Своё имя, произнесённое устами этой девушки, прозвучало в ушах Павла, какой-то новой для него музыкой. Её голос околдовал его, и в ушах звенело "прощай Паша, прощай Паша, прощай Паша..." Еле уловимый, не навязчивый запах каких-то хороших, дорогих духов, исходил от этой девушки. Она быстро зашагала по направлению к синему, выцветшему штакетнику забора. За забором стоял аккуратненький, чистый дом, в котором девушке предстояло провести лето. Она уже почти подошла к забору, как услышала вдалеке заработавший мотоциклетный двигатель. Обернулась - но ни ребят, ни мотоцикла, отсюда, уже не было видно.
-Я так и думала! - от неожиданности девушка чуть не подпрыгнула.
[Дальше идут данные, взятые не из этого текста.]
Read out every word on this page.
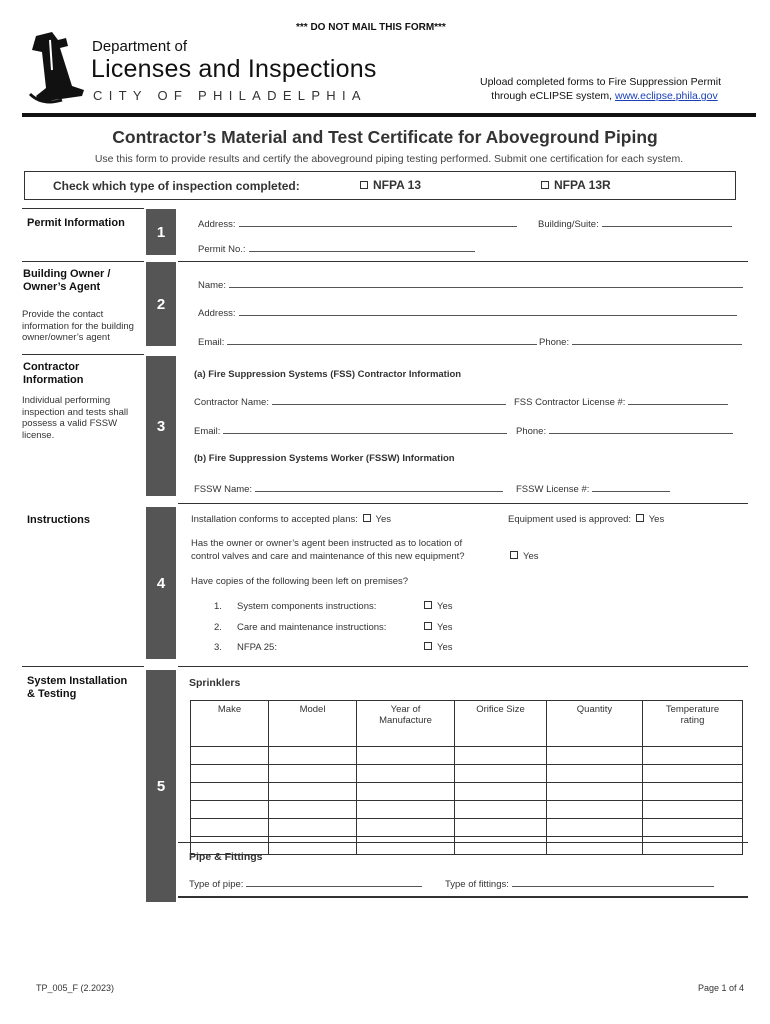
*** DO NOT MAIL THIS FORM***
Department of
Licenses and Inspections
CITY OF PHILADELPHIA
Upload completed forms to Fire Suppression Permit
through eCLIPSE system, www.eclipse.phila.gov
Contractor’s Material and Test Certificate for Aboveground Piping
Use this form to provide results and certify the aboveground piping testing performed. Submit one certification for each system.
Check which type of inspection completed:	NFPA 13	NFPA 13R
Permit Information
1	Address:	Building/Suite:
Permit No.:
Building Owner /
Owner’s Agent
Provide the contact information for the building owner/owner’s agent
2
Name:
Address:
Email:	Phone:
Contractor
Information
Individual performing inspection and tests shall possess a valid FSSW license.
3
(a) Fire Suppression Systems (FSS) Contractor Information
Contractor Name:	FSS Contractor License #:
Email:	Phone:
(b) Fire Suppression Systems Worker (FSSW) Information
FSSW Name:	FSSW License #:
Instructions
4
Installation conforms to accepted plans: Yes	Equipment used is approved: Yes
Has the owner or owner’s agent been instructed as to location of
control valves and care and maintenance of this new equipment?	Yes
Have copies of the following been left on premises?
1. System components instructions:	Yes
2. Care and maintenance instructions:	Yes
3. NFPA 25:	Yes
System Installation
& Testing
5
Sprinklers
Make	Model	Year of Manufacture	Orifice Size	Quantity	Temperature rating

Pipe & Fittings
Type of pipe:	Type of fittings:
TP_005_F (2.2023)	Page 1 of 4
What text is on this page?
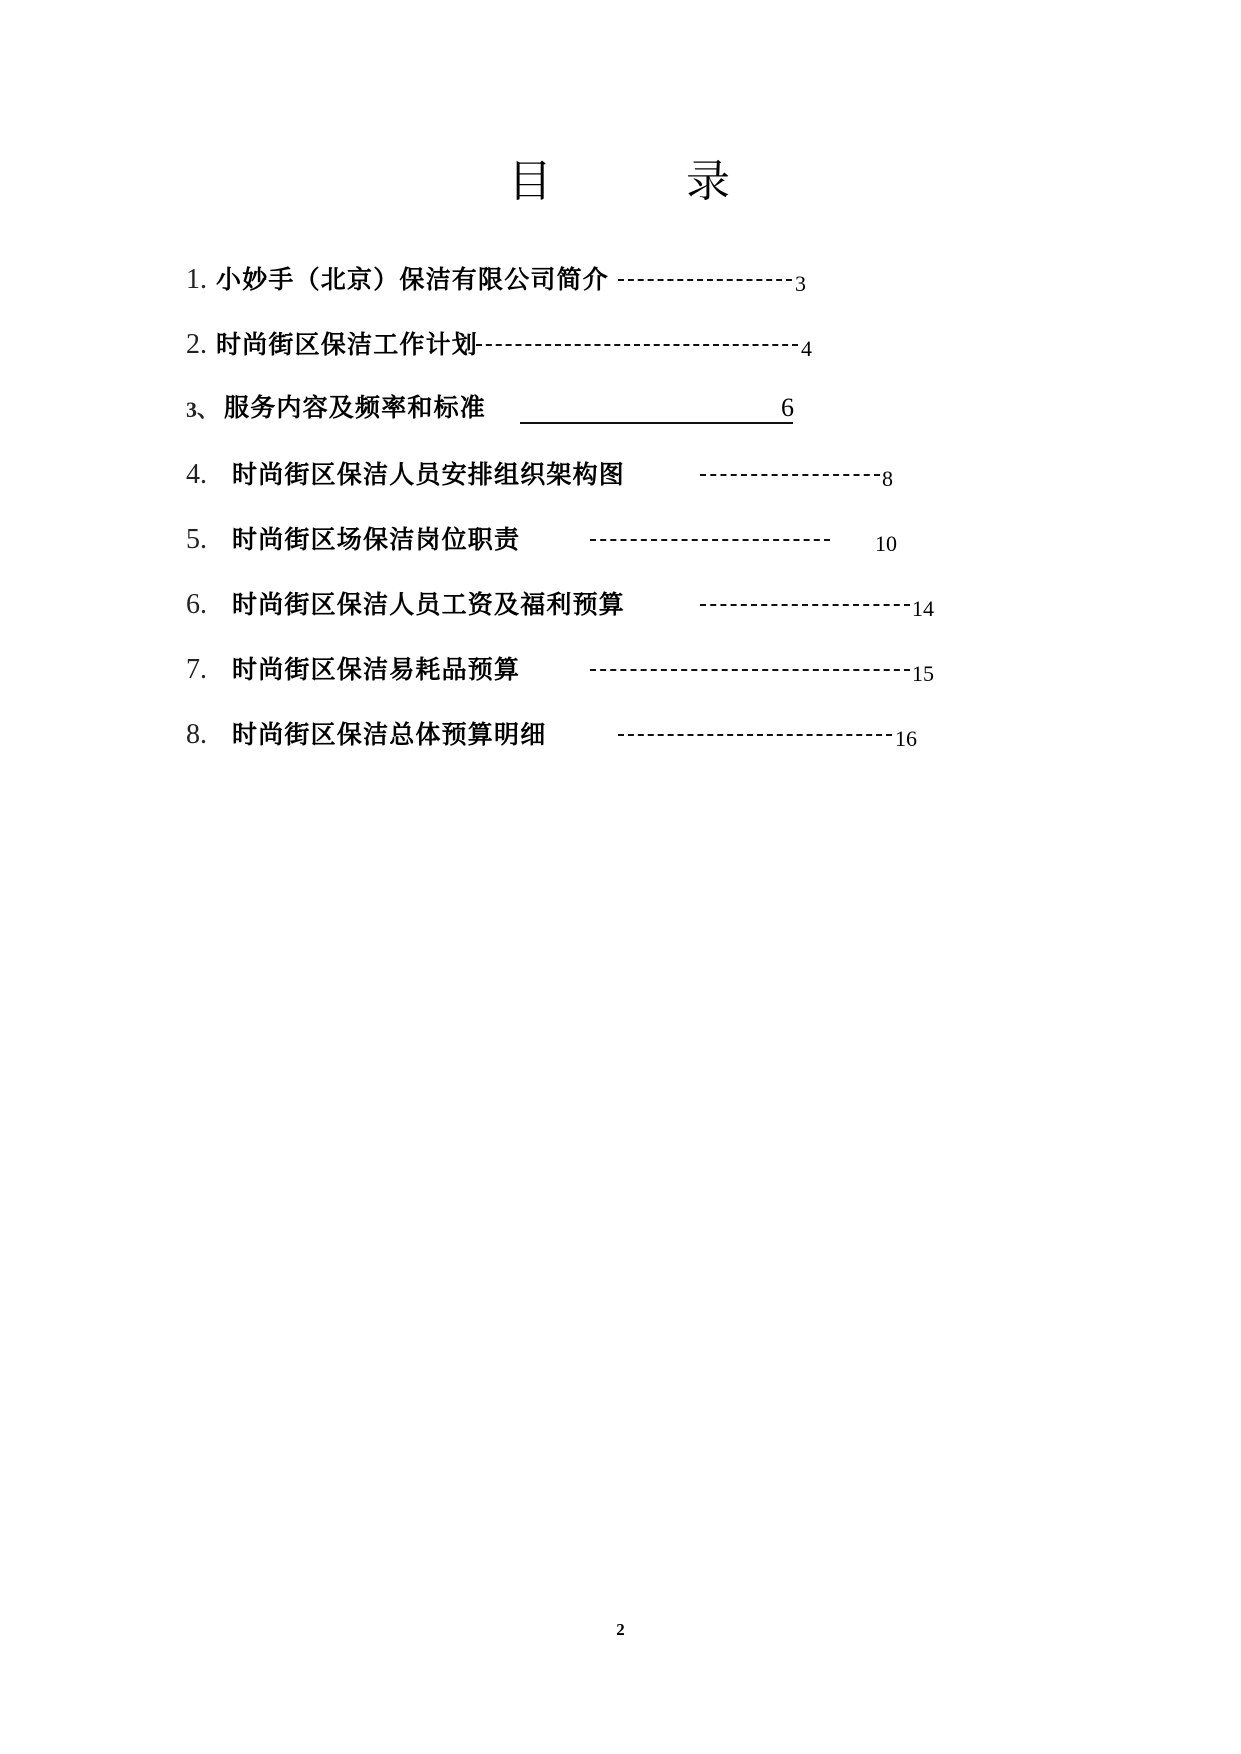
目	录
1. 小妙手（北京）保洁有限公司简介	3
2. 时尚街区保洁工作计划	4
3、 服务内容及频率和标准	6
4. 时尚街区保洁人员安排组织架构图	8
5. 时尚街区场保洁岗位职责	10
6. 时尚街区保洁人员工资及福利预算	14
7. 时尚街区保洁易耗品预算	15
8. 时尚街区保洁总体预算明细	16
2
Мама стояла у самых кустов, за которыми прятался от жары пёс.
-Там был этот лихач, которого мы сегодня видели на станции?! - строго спросила она.
-Нет!
-Я ведь слышала, как работает мотор этого мотоцикла! Это был тот же звук! Да что это?! Ты заступаешься за этого хулигана?! Ты его выгораживаешь?!
Грета молчала.
-Пошли в дом! - строго сказала Муза, и сильно сжала руку дочери.
Это было унизительно для девушки. Мама вела её за ручку, как маленькую, непослушную девчушку, без спроса открывшую банку с вареньем. Всё это происходило на улице - мама была человеком крайне сдержанным, и относилась к тем людям, которые "не выносят сор из избы".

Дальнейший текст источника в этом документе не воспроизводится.